Shrinking congregations, budget challenges, staff reductions, and smaller community footprints are not uncommon issues among churches as they attempt to make their way through the challenges of COVID. However, Victory Church in Tipp City, Ohio, is not only bucking that trend, it’s seeing its reach and congregation expand.
On Oct. 25, Victory Church opened the doors to a second location in New Carlisle and officially launched its online church.
“We’ve had an online presence even before COVID struck,” states Andy Warren, who has been leading Victory Church, with this wife, Beth, since 2009. “But now we’re purposely directing the online services specifically to the online audience.”
Warren says that people can either live in fear or live by faith, and even though they have been diligent in following all regulations concerning COVID, the message the church has been consistently expressing is that God can still do something great this year.
“When do people grow spiritually? When it’s challenging, not when it’s easy!” Warren observes. “God doesn’t want us to waste a year, so we’ve been expressing a message of encouragement, that God still has something great for you even in the middle of an incredibly difficult year — that message has resonated in people.”
The numbers confirm Warren’s words. Last fall, the average attendance at Victory Church was 800. This fall, with the addition of the New Carlisle church (80 people), 150 online members, and growth in the main campus, average attendance is now about 1,050.
“The online attendance is a little tricky,” Warren says, “but we’re only counting those who we can measurably track – those who comment online, submit a prayer request, or give financially.”
Warren also points to his wife’s personal and public prayer life for the growth in the church — which includes 39 new families over the last six months — as she leads the church in times of powerful prayer prior to the weekly message.
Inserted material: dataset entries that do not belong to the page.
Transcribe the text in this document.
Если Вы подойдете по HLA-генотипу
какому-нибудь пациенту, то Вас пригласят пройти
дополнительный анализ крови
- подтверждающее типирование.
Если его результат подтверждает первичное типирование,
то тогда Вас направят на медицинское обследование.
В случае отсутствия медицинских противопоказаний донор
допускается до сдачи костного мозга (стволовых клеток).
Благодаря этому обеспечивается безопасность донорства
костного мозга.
He also gives credit to the team of leaders God has blessed the church with.
“People need to hear the voices of their faith leaders, not just the pastor,” Warren says. “When they see multiple people — faith leaders, lay leaders — all saying the same thing, their faith is bolstered . . . as every day they’re working to grow a little bit closer to Christ. In this way, they’re able to start taking their eyes off their problems and placing them on the Answer.”
Dan and Veronica Moorhead are co-campus pastors for the New Carlisle church. Veronica believes that the church’s multiple efforts to meet needs within the community and to connect to those attending has helped lead to the increased visibility and attendance.
“When we were getting ready for the new church to launch, we distributed 400 boxes of food as part of a Farmers to Families effort that included information about the church,” she says.
The New Carlisle location is also currently partnering with the main campus to participate in Operation Christmas Child (a ministry through Samaritan’s Purse) and is helping to raise money in order to provide every foster child in the county with a $25 gift card along with a handwritten note that lets each child know he or she is loved and being prayed for this Christmas season.
“The Holy Spirit is just working in our church right now in a way that is just mind blowing,” Moorhead says. “People are stepping up, giving of their time and service, and it’s just amazing to see . . . I can’t tell you why, but He’s just doing it and we’re like, ‘All right, Lord, whatever You’re willing to do!’”
In the past, Victory Church held semi-annual baptism services, but this year, with the physical distancing restrictions, having multiple baptisms in one service has become problematic. And with having a waiting list of 70 — and growing — who have committed their lives to Christ this year and want to be baptized, Warren says they had to get a little creative.
“Each week through the end of the year we’re baptizing one family or individual in each of our four services to allow for distancing and the time,” he says. “At the end of the year, I know we’ll still have people left who want to be baptized, so on New Year’s Eve we’re going to have one big baptizing celebration.”
Moorhead also points to Warren as a catalyst for growth as not only is he an optimistic and strong leader, his mindset is one of connection, as he contacts every visitor and invites them out to join him at a local restaurant to talk and have a glass of chocolate milk.
“I don’t drink coffee a lot,” Warren says with a laugh. “But it is a unique and memorable way to meet people and get to know them.”
Warren sums up their church’s mission as leading people to a new victory in Christ. He explains, “People have come to understand that if it doesn’t challenge you, it won’t change you.”